Martingale Solution to a Stochastic Chemotaxis System with Porous Medium Diffusion

TL;DR

This paper establishes the existence of a martingale solution for a stochastic chemotaxis system with porous medium diffusion, using a fixed point approach in a stochastic setting.

Contribution

It introduces a novel stochastic framework for the Keller-Segel system with porous medium diffusion and constructs a martingale solution via a specialized fixed point theorem.

Findings

Existence of a martingale solution for the stochastic chemotaxis system.

Development of a stochastic fixed point theorem tailored to the problem.

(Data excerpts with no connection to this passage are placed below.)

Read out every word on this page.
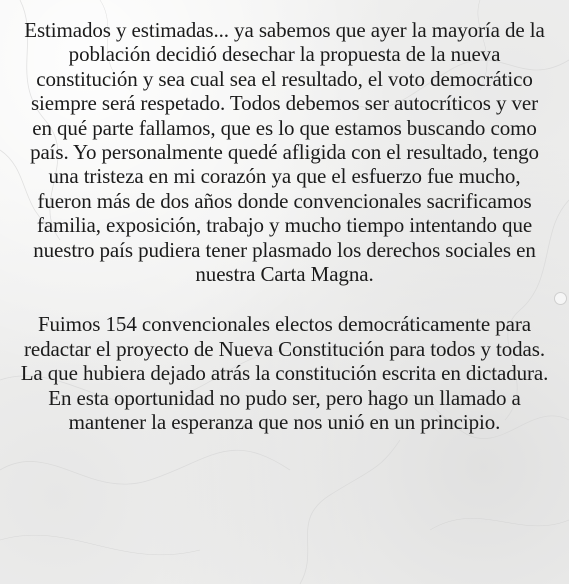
Estimados y estimadas... ya sabemos que ayer la mayoría de la población decidió desechar la propuesta de la nueva constitución y sea cual sea el resultado, el voto democrático siempre será respetado. Todos debemos ser autocríticos y ver en qué parte fallamos, que es lo que estamos buscando como país. Yo personalmente quedé afligida con el resultado, tengo una tristeza en mi corazón ya que el esfuerzo fue mucho, fueron más de dos años donde convencionales sacrificamos familia, exposición, trabajo y mucho tiempo intentando que nuestro país pudiera tener plasmado los derechos sociales en nuestra Carta Magna.

Fuimos 154 convencionales electos democráticamente para redactar el proyecto de Nueva Constitución para todos y todas. La que hubiera dejado atrás la constitución escrita en dictadura. En esta oportunidad no pudo ser, pero hago un llamado a mantener la esperanza que nos unió en un principio.
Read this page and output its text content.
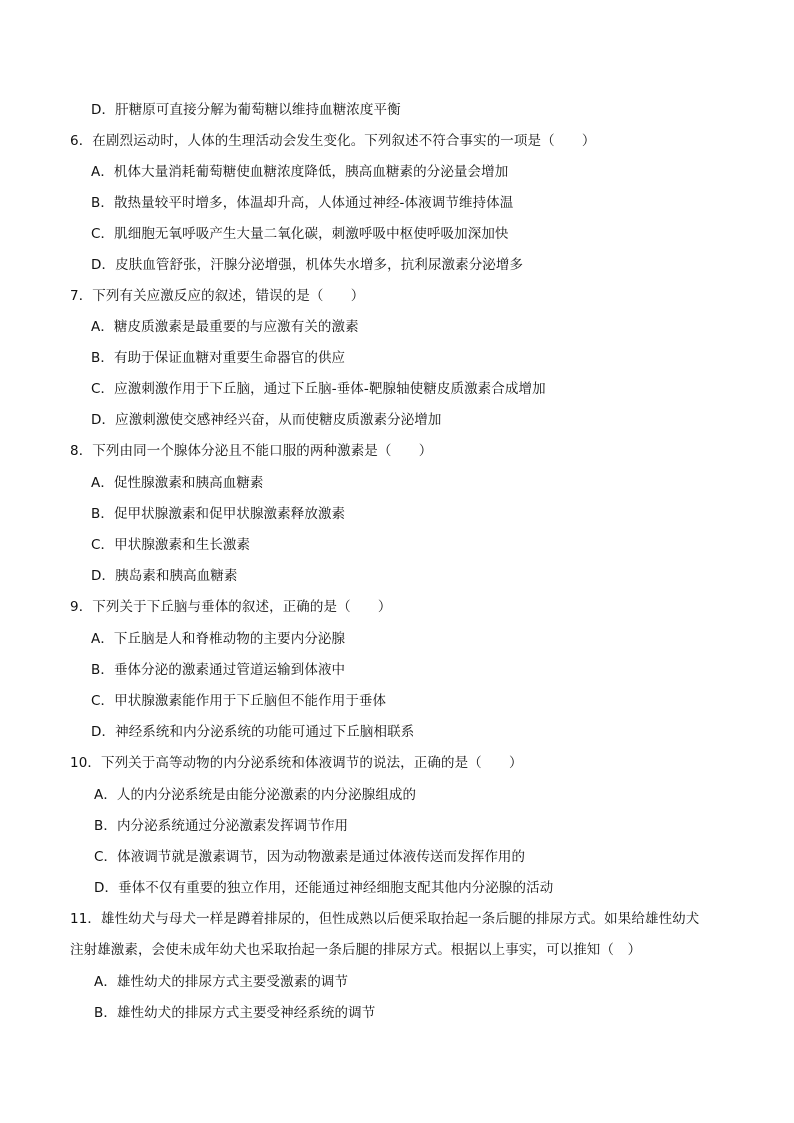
D．肝糖原可直接分解为葡萄糖以维持血糖浓度平衡
6．在剧烈运动时，人体的生理活动会发生变化。下列叙述不符合事实的一项是（　　）
A．机体大量消耗葡萄糖使血糖浓度降低，胰高血糖素的分泌量会增加
B．散热量较平时增多，体温却升高，人体通过神经-体液调节维持体温
C．肌细胞无氧呼吸产生大量二氧化碳，刺激呼吸中枢使呼吸加深加快
D．皮肤血管舒张，汗腺分泌增强，机体失水增多，抗利尿激素分泌增多
7．下列有关应激反应的叙述，错误的是（　　）
A．糖皮质激素是最重要的与应激有关的激素
B．有助于保证血糖对重要生命器官的供应
C．应激刺激作用于下丘脑，通过下丘脑-垂体-靶腺轴使糖皮质激素合成增加
D．应激刺激使交感神经兴奋，从而使糖皮质激素分泌增加
8．下列由同一个腺体分泌且不能口服的两种激素是（　　）
A．促性腺激素和胰高血糖素
B．促甲状腺激素和促甲状腺激素释放激素
C．甲状腺激素和生长激素
D．胰岛素和胰高血糖素
9．下列关于下丘脑与垂体的叙述，正确的是（　　）
A．下丘脑是人和脊椎动物的主要内分泌腺
B．垂体分泌的激素通过管道运输到体液中
C．甲状腺激素能作用于下丘脑但不能作用于垂体
D．神经系统和内分泌系统的功能可通过下丘脑相联系
10．下列关于高等动物的内分泌系统和体液调节的说法，正确的是（　　）
A．人的内分泌系统是由能分泌激素的内分泌腺组成的
B．内分泌系统通过分泌激素发挥调节作用
C．体液调节就是激素调节，因为动物激素是通过体液传送而发挥作用的
D．垂体不仅有重要的独立作用，还能通过神经细胞支配其他内分泌腺的活动
11．雄性幼犬与母犬一样是蹲着排尿的，但性成熟以后便采取抬起一条后腿的排尿方式。如果给雄性幼犬
注射雄激素，会使未成年幼犬也采取抬起一条后腿的排尿方式。根据以上事实，可以推知（　）
A．雄性幼犬的排尿方式主要受激素的调节
B．雄性幼犬的排尿方式主要受神经系统的调节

Analysis of the solution's properties in a Banach space setting.

Abstract

In this paper, we study the classical Keller - Segel system on a two-dimensional domain perturbed by a pair of Wiener processes, where the leading diffusion term is replaced by a porous media term. Since the randomness is intrinsic, the interpretation of the stochastic integral in the Stratonovich sense is natural. We construct a solution (integral) operator and establish its continuity and compactness properties in an appropriately chosen Banach space. In this manner, we formulate a stochastic version of the Schauder - Tychonoff Type Fixed Point Theorem which is specific to our problem to obtain a solution. In-kind, we achieve the existence of a martingale solution.